The L1 cell adhesion molecule (L1CAM) plays a key role in neuronal migration and neurite outgrowth by mediation of axon bundling. It is a member of a large class of immunoglobulin superfamily cell adhesion molecules (CAMs), which mediate cell-to-cell adhesion at the cell surface. L1CAM is a 200-kDa transmembrane glycoprotein, containing six Ig-like domains in the amino-terminal region, followed by five fibronectin type III repeats, one transmembrane domain, and a cytoplasmic domain.

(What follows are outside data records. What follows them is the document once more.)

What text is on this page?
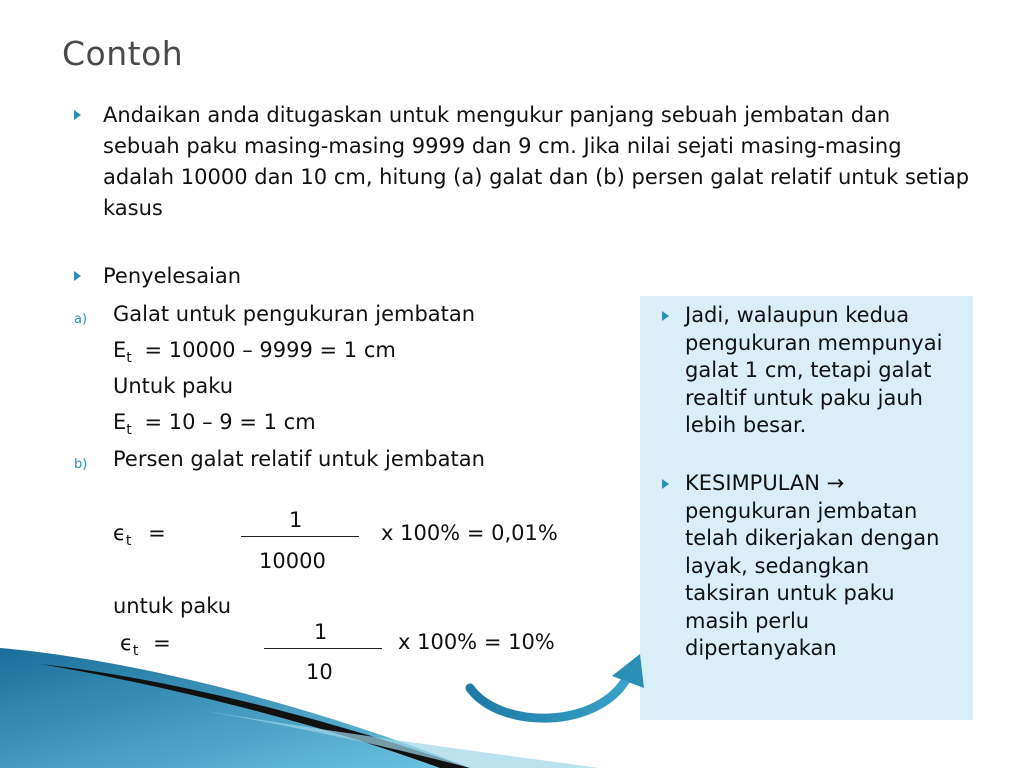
Contoh
Andaikan anda ditugaskan untuk mengukur panjang sebuah jembatan dan sebuah paku masing-masing 9999 dan 9 cm. Jika nilai sejati masing-masing adalah 10000 dan 10 cm, hitung (a) galat dan (b) persen galat relatif untuk setiap kasus
Penyelesaian
a) Galat untuk pengukuran jembatan
$E_t = 10000 - 9999 = 1$ cm
Untuk paku
$E_t = 10 - 9 = 1$ cm
b) Persen galat relatif untuk jembatan
$\epsilon_t$ =
1
10000
x 100% = 0,01%
untuk paku
$\epsilon_t$ =	1
10
x 100% = 10%
Jadi, walaupun kedua pengukuran mempunyai galat 1 cm, tetapi galat realtif untuk paku jauh lebih besar.
KESIMPULAN → pengukuran jembatan telah dikerjakan dengan layak, sedangkan taksiran untuk paku masih perlu dipertanyakan
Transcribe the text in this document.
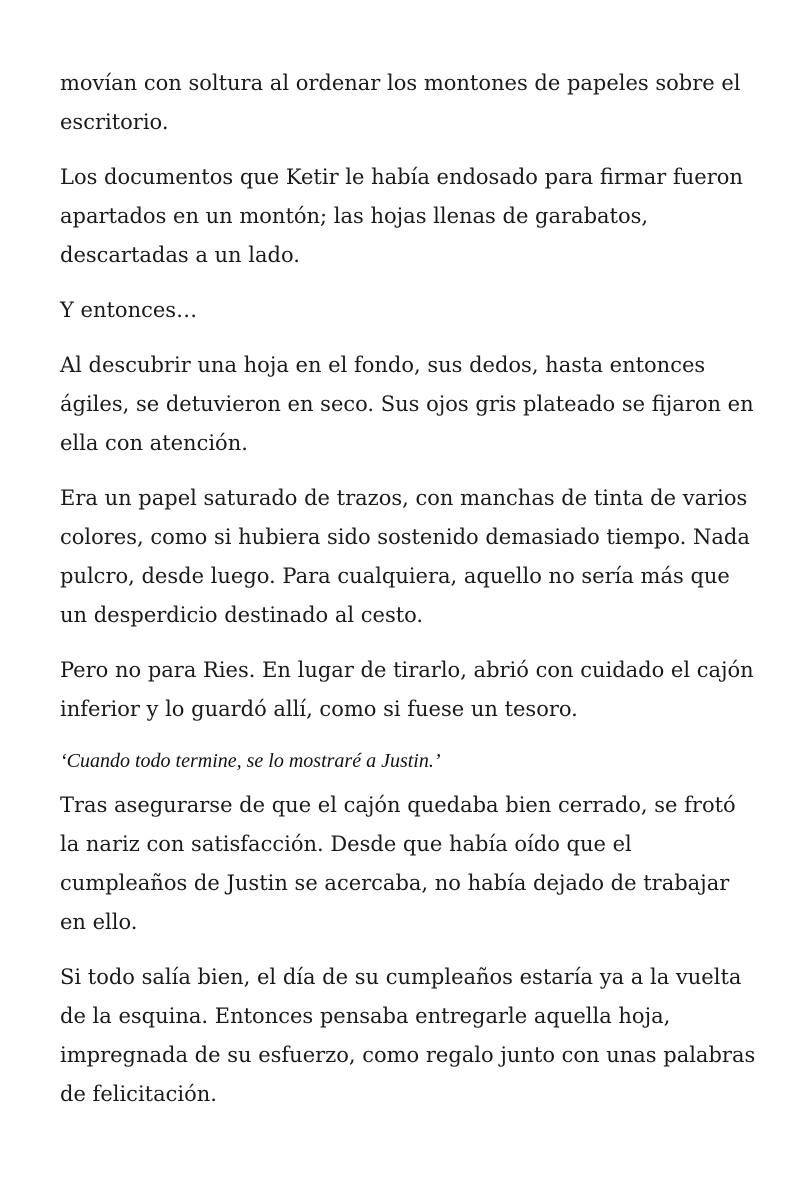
movían con soltura al ordenar los montones de papeles sobre el escritorio.

Los documentos que Ketir le había endosado para firmar fueron apartados en un montón; las hojas llenas de garabatos, descartadas a un lado.

Y entonces…

Al descubrir una hoja en el fondo, sus dedos, hasta entonces ágiles, se detuvieron en seco. Sus ojos gris plateado se fijaron en ella con atención.

Era un papel saturado de trazos, con manchas de tinta de varios colores, como si hubiera sido sostenido demasiado tiempo. Nada pulcro, desde luego. Para cualquiera, aquello no sería más que un desperdicio destinado al cesto.

Pero no para Ries. En lugar de tirarlo, abrió con cuidado el cajón inferior y lo guardó allí, como si fuese un tesoro.

‘Cuando todo termine, se lo mostraré a Justin.’

Tras asegurarse de que el cajón quedaba bien cerrado, se frotó la nariz con satisfacción. Desde que había oído que el cumpleaños de Justin se acercaba, no había dejado de trabajar en ello.

Si todo salía bien, el día de su cumpleaños estaría ya a la vuelta de la esquina. Entonces pensaba entregarle aquella hoja, impregnada de su esfuerzo, como regalo junto con unas palabras de felicitación.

Mutation in the L1-CAM gene display a phenotype, which includes a range of severe neurological dysfunctions, including X-linked hydrocephalus, MASA syndrome, X-linked complicated spastic paraparesis and X-linked corpus callosum agenesis. Clinical variability is large between and sometimes within families. As the most typical features of L1-associated disease include corpus callosum hypoplasia, mental retardation, adducted thumbs, spastic paraplegia and hydrocephalus, the acronym CRASH syndrome has been proposed.